他想站起来,结果一动,后背撞上沙发扶手,闷哼一声。
这一声不大,却让她醒了。
她猛地睁开眼,视线从模糊到清晰,最后定格在他脸上。
“陆承骁?”
声音带着刚醒的沙哑。
他扯了下嘴角,想笑,但表情僵住,“吵醒你了。”
她没回应这句话。
盯着他看了两秒,忽然起身冲过来,蹲在他面前,伸手去碰他左臂伤口。
“别碰。”他偏身躲开。
她不管,直接抓住他手腕,力气大得不像平时,“你受伤了。”
“小伤。”
“小伤会喘成这样?”
他确实喘得厉害,每一次吸气胸口都像被压着。可他还是说:“没事,我处理就行。”
她说完站起身,快步走向卧室衣柜,翻出医药箱。
回来时单膝跪在地毯上,打开箱子,拿出剪刀、碘伏、纱布。
“脱衣服。”她说。
他看着她。
这是第一次有人对他用这种语气下命令,不是请求,不是试探,是必须服从。
他没动。
她抬头,“我说,脱衣服。”
他终于伸手,解开外套拉链,慢慢脱下来扔在地上。
里面T恤也被血黏住,他抬手去拽,牵动伤口,肌肉一抖。
她伸手帮忙,指尖碰到他皮肤,烫得吓人。
T恤掀开,左腹侧有一道划伤,已经凝血,背部肩胛骨位置擦破一大片,渗着血水。
最严重的还是左臂,像被金属边缘割开,深可见红。
她倒碘伏时手稳得惊人。
棉球压上去瞬间,他绷紧全身,牙关咬合,喉结上下滚动,但没出声。
“疼就叫出来。”她说。
“不用。”
“你以为我不晓得你在忍?”
他闭上眼。
她继续清理,动作快而准。

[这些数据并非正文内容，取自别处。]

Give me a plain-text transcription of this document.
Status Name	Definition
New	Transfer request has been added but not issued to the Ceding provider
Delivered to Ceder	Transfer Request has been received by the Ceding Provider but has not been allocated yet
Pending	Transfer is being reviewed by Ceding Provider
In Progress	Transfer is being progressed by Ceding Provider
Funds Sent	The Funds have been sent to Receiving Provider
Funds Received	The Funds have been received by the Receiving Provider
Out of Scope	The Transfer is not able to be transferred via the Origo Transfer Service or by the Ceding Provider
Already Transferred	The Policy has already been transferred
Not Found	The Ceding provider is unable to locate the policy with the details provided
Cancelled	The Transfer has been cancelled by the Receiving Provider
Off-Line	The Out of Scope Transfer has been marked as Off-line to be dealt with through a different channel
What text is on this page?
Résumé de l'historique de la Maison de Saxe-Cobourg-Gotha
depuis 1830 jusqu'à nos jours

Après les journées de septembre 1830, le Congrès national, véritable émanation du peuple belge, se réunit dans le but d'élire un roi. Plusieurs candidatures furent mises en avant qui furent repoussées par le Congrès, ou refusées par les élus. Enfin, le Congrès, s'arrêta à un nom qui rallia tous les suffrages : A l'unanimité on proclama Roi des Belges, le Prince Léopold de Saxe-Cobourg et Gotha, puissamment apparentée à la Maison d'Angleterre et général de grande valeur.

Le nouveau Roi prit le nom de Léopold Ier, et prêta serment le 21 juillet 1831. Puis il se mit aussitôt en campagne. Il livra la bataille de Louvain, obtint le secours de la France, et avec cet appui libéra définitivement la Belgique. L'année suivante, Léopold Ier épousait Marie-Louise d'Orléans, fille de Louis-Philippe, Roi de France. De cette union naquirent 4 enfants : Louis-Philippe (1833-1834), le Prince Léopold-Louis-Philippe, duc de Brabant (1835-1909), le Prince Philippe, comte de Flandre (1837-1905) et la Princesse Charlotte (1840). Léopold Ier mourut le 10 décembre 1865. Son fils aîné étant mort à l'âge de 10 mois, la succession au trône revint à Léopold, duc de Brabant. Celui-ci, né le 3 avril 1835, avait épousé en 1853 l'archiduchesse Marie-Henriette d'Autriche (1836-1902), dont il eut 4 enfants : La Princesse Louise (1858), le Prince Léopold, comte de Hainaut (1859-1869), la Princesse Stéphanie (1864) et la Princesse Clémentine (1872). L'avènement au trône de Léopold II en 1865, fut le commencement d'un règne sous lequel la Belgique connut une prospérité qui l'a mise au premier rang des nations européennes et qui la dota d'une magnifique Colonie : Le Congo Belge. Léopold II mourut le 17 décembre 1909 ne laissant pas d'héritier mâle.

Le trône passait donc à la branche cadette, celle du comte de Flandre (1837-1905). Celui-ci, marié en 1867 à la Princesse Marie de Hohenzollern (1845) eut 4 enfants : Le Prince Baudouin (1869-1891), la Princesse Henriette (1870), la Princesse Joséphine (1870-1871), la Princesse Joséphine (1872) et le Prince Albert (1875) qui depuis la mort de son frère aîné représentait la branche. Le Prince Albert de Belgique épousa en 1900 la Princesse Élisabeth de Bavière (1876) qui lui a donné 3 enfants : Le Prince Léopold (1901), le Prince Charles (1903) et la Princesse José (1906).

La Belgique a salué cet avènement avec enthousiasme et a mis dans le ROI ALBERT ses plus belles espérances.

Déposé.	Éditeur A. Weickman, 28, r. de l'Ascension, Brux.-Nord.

每碰到一处伤口,他身体都会微不可察地缩一下,但她不停,直到所有创面都消过毒。
“你到底去哪了?”她问。
“不能说。”
“是不是跟‘档案室’有关?”
他没回答。
她停下动作,抬头看他,“你走的时候我以为你是去处理消息,结果你是自己去了危险地方?为什么不叫人?为什么非得一个人扛?”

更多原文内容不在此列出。